The French president Francois Hollande, last week snubbed British Prime Minister David Cameron at his drive to reduce the proposed EU budget, in which he eventually succeeded. As Cameron walked into the meeting he said:
"The numbers are much too high. They need to come down – and if they don't come down there won't be a deal"
Cameron managed to convince German chancellor Angela Merkel and the two EU presidents, Jose Manuel Barroso and Herman Van Rompuy to agree to put forward a lower EU budget as individual EU countries were tightening their belts. This is the first time the EU budget has been reduced. Hollande was due to attend the meeting but did not show up. Instead, he met the leaders of Spain, Italy and Poland – a rival group of southern and eastern European nations that all favour a bigger EU budget than Cameron. Hollande was keen to preserve measures to boost economic growth and called for an EU budget that:
“Includes savings that do not weaken the economy, has sufficient money earmarked for agriculture and support for poorer regions, while still promoting innovation and protecting the most vulnerable”
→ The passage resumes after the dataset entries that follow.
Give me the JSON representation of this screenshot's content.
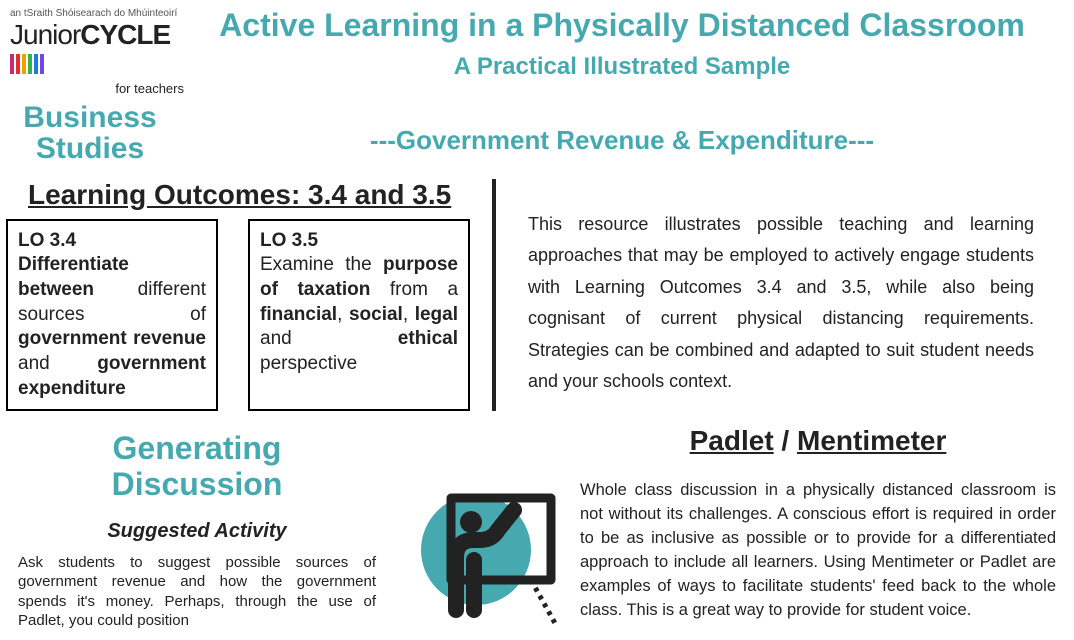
{
  "logo": {
    "toptext": "an tSraith Shóisearach do Mhúinteoirí",
    "junior": "Junior",
    "cycle": "CYCLE",
    "forteachers": "for teachers",
    "bar_colors": [
      "#c92a7a",
      "#e03131",
      "#f59f00",
      "#37b24d",
      "#1c7ed6",
      "#7048e8"
    ]
  },
  "subject": "Business Studies",
  "title": {
    "main": "Active Learning in a Physically Distanced  Classroom",
    "sub": "A Practical Illustrated Sample",
    "topic": "---Government Revenue & Expenditure---"
  },
  "lo_heading": "Learning Outcomes: 3.4 and 3.5",
  "lo34": {
    "num": "LO 3.4",
    "html": "<b>Differentiate between</b> different sources of <b>government revenue</b> and <b>government expenditure</b>"
  },
  "lo35": {
    "num": "LO 3.5",
    "html": "Examine the <b>purpose of taxation</b> from a <b>financial</b>, <b>social</b>, <b>legal</b> and <b>ethical</b> perspective"
  },
  "intro": "This resource illustrates possible teaching and learning approaches that may be employed to actively engage students with Learning Outcomes 3.4 and 3.5, while also being cognisant of current physical distancing requirements. Strategies can be combined and adapted to suit student needs and your schools context.",
  "generating": {
    "title_line1": "Generating",
    "title_line2": "Discussion",
    "suggested": "Suggested Activity",
    "body": "Ask students to suggest possible sources of government revenue and how the government spends it's money. Perhaps, through the use of Padlet, you could position"
  },
  "padlet": {
    "title_a": "Padlet",
    "title_sep": " / ",
    "title_b": "Mentimeter",
    "body": "Whole class discussion in a physically distanced classroom is not without its challenges. A conscious effort is required in order to be as inclusive as possible or to provide for a differentiated approach to include all learners. Using Mentimeter or Padlet are examples of ways to facilitate students' feed back to the whole class. This is a great way to provide for student voice."
  },
  "colors": {
    "accent": "#46a9b0",
    "icon_circle": "#46a9b0",
    "icon_dark": "#222222"
  }
}
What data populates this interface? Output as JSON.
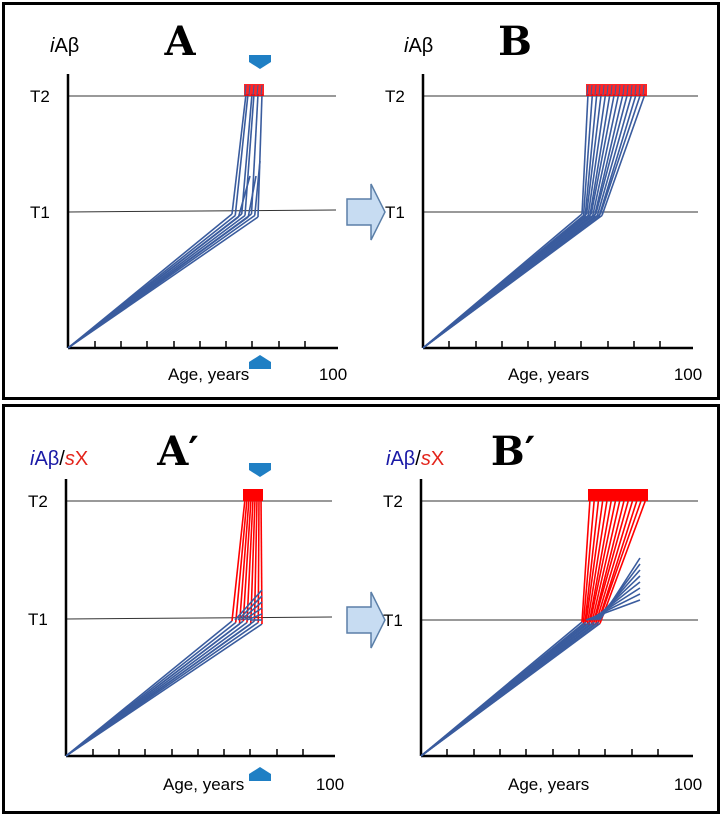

The budget still has to be approved by the European Parliament. There are fierce debates over whether the vote should be secret or open and transparent. The UK Labour party supports an EU budget cut but Hannes Swoboda, President of the Socialists and Democrats Group in the European Parliament stated that the proposal circulated cuts priority policies that could foster growth and employment. As the budget outlined is for seven years, there are calls for flexibility, so that adjustments can be made without it going back to the European parliament for approval.